Yesterday was the opening day of the Wisconsin Film Fest. I didn’t take the day off from work, but My Darling B did. Didn’t get her out of the office, though; she still had to go in for a ten o’clock meeting. That’s just how awesomely important she is: The DMV can’t go on without her at the ten o’clock meeting.
She went home after she was done with that nonsense, did some very important things (napped), then returned to the office to pick me up after I bolted at quitting time.
Opening night ceremonies consisted of a catered party before the show, which was all right but we probably paid too much for it. The noshies were not bad, the beer was pretty good, but the venue was too small for the fiftyish people who sardined themselves into it. And it was too loud: when an acapella group of college students came in to sing us a few songs, the attendees wouldn’t shut up. I moved as close as possible without getting into their faces and yet I was able to hear only one song, and even then I think I was filling in because I knew the words.
Then, on to the show! This is the 20th year of the Wisconsin Film Fest, so the director of the first film fest (can’t remember his name & can’t find it on the internet) came out to give us a little talk about the festival’s history, followed by Ben Reiser, the festival’s PR man, who usually comes out to thank all the people who made the festival possible and somehow makes it sound like a standup routine. A panel of jurists interrupted Ben to hand out the Golden Badger awards to three talented film makers, after which the acapella group from the party filed on stage to sing their arrangement of Ice & Snow, the song featured in the opening sequence shown before every movie at the 2014 film fest and which has become the theme song of every opening sequence ever since.

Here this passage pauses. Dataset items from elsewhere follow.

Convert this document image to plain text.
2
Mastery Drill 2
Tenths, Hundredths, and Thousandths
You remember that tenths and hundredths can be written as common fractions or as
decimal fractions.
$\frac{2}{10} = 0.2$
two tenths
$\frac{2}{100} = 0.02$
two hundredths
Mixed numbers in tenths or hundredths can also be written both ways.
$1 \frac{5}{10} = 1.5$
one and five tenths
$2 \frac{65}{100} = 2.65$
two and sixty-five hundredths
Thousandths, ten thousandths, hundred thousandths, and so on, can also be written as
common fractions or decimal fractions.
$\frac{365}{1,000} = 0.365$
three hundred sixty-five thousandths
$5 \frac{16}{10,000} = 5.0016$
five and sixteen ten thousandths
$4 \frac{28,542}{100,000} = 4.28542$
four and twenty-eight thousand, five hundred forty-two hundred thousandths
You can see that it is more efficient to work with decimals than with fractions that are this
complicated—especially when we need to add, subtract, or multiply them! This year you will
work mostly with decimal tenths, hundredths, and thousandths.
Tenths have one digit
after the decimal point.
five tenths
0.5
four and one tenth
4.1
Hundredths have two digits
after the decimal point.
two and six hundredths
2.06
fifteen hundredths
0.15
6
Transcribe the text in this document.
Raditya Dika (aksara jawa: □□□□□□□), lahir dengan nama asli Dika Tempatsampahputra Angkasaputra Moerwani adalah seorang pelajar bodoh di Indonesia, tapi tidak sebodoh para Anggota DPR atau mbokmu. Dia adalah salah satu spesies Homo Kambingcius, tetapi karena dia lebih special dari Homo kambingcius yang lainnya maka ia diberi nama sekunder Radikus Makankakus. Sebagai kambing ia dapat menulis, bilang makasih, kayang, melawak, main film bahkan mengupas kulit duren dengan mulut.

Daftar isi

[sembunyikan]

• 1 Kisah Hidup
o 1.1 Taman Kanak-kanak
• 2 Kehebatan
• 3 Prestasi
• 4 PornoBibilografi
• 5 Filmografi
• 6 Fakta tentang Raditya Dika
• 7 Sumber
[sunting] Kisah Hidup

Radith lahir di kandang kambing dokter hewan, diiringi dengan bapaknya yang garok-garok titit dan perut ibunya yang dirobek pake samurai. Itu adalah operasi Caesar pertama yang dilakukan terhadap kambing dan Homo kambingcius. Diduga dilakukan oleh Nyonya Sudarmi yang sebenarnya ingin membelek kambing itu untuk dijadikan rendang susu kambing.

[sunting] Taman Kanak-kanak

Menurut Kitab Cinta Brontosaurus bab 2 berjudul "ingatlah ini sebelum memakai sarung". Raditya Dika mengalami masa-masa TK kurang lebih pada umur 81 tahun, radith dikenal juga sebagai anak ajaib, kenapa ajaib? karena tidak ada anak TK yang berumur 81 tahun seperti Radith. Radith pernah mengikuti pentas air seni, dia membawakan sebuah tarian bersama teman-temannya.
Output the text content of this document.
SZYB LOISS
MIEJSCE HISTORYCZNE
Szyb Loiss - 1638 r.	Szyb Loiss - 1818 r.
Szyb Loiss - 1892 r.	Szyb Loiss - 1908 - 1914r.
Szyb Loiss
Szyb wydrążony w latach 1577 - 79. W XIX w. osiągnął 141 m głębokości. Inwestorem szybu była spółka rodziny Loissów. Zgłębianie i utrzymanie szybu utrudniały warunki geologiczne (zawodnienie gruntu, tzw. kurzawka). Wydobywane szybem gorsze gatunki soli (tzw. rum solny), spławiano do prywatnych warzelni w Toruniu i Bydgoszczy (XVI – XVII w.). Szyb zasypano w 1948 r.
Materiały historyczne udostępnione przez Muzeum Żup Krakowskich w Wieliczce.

Finally, the movie! Or movies, because there was a short (“Elemental”) before the feature film, “Mountain.” The short was a guy dancing, filmed in various outdoor settings. I liked it, but it really wasn’t much more than that. “Mountain” was sort of a video collage of mountains and the crazy things people do on and around them. And they were pretty much all crazy things: aside from the obvious (skiing, snowboarding), they climbed up them with bikes over their shoulders, then rode the bikes down at breakneck speed; they jumped from helicopters onto peaks overloaded with snow and rode snowboards ahead of the avalanche they started; they skimmed the rocky flanks of mountains in their wingsuits; they climbed hundreds of feet up the sheer, granite walls with no ropes for safety; and always, always they hurt themselves doing it. But, presumably, they kept on doing it, because people are stupid. Willem Dafoe read a voiceover script that took a stab at explaining the how and why of all this, and he sounded great, but I’m no closer to understanding why anyone would want to snowboard through an avalanche.
Fun bit o’ trivia: Willem Dafoe was born in Appleton, Wisconsin – same as your friendly neighborhood Oman.